Google bemüht sich seit längerer Zeit darum, den neuen Standard RCS zu etablieren und stößt dabei auf ein Problem, das außerhalb der eigenen Kontrolle liegt und sich so schnell wohl nicht lösen lässt: Apple bzw. iMessage. Der vorläufige Höhepunkt war Googles Forderung nach RCS für iMessage. Doch mit dieser Forderung macht man sich auch angreifbar, denn Apple könnte mit einem einzigen Schritt Googles Messenger-Bemühungen zunichtemachen.
Schon seit vielen Jahren wird über iMessage für Android diskutiert, das es aber nach damaligen Apple-Erwägungen niemals geben sollte. Auch heute, fast zehn Jahre später, ist es dafür längst nicht zu spät, aber die Wahrscheinlichkeit dürfte nicht unbedingt gestiegen sein. Google hat an iMessage für Android aus nachvollziehbaren Gründen überhaupt kein Interesse, möchte aber dennoch einen Entwicklungsschritt des Apple-Managers sehen.

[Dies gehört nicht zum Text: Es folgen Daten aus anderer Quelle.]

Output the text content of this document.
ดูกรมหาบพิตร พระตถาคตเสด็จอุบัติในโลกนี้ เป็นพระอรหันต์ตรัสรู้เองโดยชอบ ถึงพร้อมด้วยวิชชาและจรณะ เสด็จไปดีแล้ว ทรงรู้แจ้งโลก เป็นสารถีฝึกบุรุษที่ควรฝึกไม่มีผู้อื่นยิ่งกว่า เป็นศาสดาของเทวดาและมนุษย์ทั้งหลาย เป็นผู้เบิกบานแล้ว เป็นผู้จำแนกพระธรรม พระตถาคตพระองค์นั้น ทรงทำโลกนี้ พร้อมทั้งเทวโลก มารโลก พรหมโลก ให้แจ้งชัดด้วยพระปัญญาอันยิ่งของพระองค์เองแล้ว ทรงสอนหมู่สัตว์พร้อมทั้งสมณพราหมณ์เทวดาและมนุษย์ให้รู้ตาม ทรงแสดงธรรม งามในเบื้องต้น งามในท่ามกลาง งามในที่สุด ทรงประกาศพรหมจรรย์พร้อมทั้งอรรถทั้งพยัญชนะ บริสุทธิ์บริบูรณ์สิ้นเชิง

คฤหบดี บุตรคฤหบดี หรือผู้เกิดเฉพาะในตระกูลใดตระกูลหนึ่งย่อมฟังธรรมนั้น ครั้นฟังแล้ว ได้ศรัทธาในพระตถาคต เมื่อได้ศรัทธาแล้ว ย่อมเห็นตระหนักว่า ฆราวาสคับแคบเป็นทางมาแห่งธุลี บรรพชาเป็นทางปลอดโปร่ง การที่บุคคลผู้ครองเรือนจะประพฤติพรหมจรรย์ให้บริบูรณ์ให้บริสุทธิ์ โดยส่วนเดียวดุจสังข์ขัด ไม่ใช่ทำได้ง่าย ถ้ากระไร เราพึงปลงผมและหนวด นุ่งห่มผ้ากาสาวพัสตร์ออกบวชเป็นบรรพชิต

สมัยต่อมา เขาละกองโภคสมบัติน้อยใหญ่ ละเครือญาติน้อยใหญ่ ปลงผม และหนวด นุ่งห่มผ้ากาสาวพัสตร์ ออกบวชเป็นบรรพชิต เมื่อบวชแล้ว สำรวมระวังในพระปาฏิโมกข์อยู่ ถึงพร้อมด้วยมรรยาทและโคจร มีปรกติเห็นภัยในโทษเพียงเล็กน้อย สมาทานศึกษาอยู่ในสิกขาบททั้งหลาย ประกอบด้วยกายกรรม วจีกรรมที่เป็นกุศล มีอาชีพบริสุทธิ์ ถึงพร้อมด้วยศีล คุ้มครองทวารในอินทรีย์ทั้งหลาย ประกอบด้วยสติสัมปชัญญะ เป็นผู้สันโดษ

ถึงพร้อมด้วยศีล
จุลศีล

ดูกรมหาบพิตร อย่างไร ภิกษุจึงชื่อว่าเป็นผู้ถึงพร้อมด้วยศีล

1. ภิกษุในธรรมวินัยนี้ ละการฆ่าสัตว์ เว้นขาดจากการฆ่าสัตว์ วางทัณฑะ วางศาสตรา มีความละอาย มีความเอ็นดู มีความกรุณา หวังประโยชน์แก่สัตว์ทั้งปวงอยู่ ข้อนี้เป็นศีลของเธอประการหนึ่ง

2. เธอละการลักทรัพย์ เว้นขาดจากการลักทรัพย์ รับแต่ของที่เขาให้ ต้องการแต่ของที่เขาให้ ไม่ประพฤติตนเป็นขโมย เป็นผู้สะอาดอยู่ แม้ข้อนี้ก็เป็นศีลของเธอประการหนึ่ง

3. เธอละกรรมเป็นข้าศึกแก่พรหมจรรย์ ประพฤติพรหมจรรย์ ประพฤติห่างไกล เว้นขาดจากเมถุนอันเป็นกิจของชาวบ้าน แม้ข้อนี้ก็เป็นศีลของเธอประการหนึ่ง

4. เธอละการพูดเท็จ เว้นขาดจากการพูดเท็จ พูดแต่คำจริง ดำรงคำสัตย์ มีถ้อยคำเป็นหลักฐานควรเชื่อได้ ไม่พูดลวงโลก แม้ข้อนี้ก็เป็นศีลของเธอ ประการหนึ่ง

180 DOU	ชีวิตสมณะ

Googles Android-Chef, eines der wichtigsten Sprachrohre des Unternehmens, hat Apple öffentlich aufgefordert, den RCS-Standard zu unterstützen und dies mit der Interoperabilität begründet. RCS soll nach Googles Willen die Nachfolge der SMS antreten und benötigt dafür eine sehr breite Unterstützung. Neben der Forderung gab es sogar einen sehr klaren Google-Angriff auf iMessage, um sich in Cupertino Gehör zu verschaffen. Apple hat sich zwar nicht offiziell geäußert, wird Googles Forderungen aber sicherlich ins Leere laufen lassen.
Für Apple wäre eine RCS-Unterstützung sowohl technisch als auch strategisch vermutlich kein großes Problem. Es würde nichts an der iMessage-Popularität ändern, die vor allem in den USA sehr hoch ist. Dennoch will man sich wohl nicht die Blöße geben, einer Google-Forderung nachgekommen zu sein. Ich denke, dass Google diesen Schritt an die Öffentlichkeit niemals gewagt hätte, wenn man nicht vorher schon lang und breit hinter den Kulissen mit Apple verhandelt hätte. Den nun aufgebaute öffentliche Druck, falls dieser überhaupt vorhanden ist, wird Apple verschmerzen können.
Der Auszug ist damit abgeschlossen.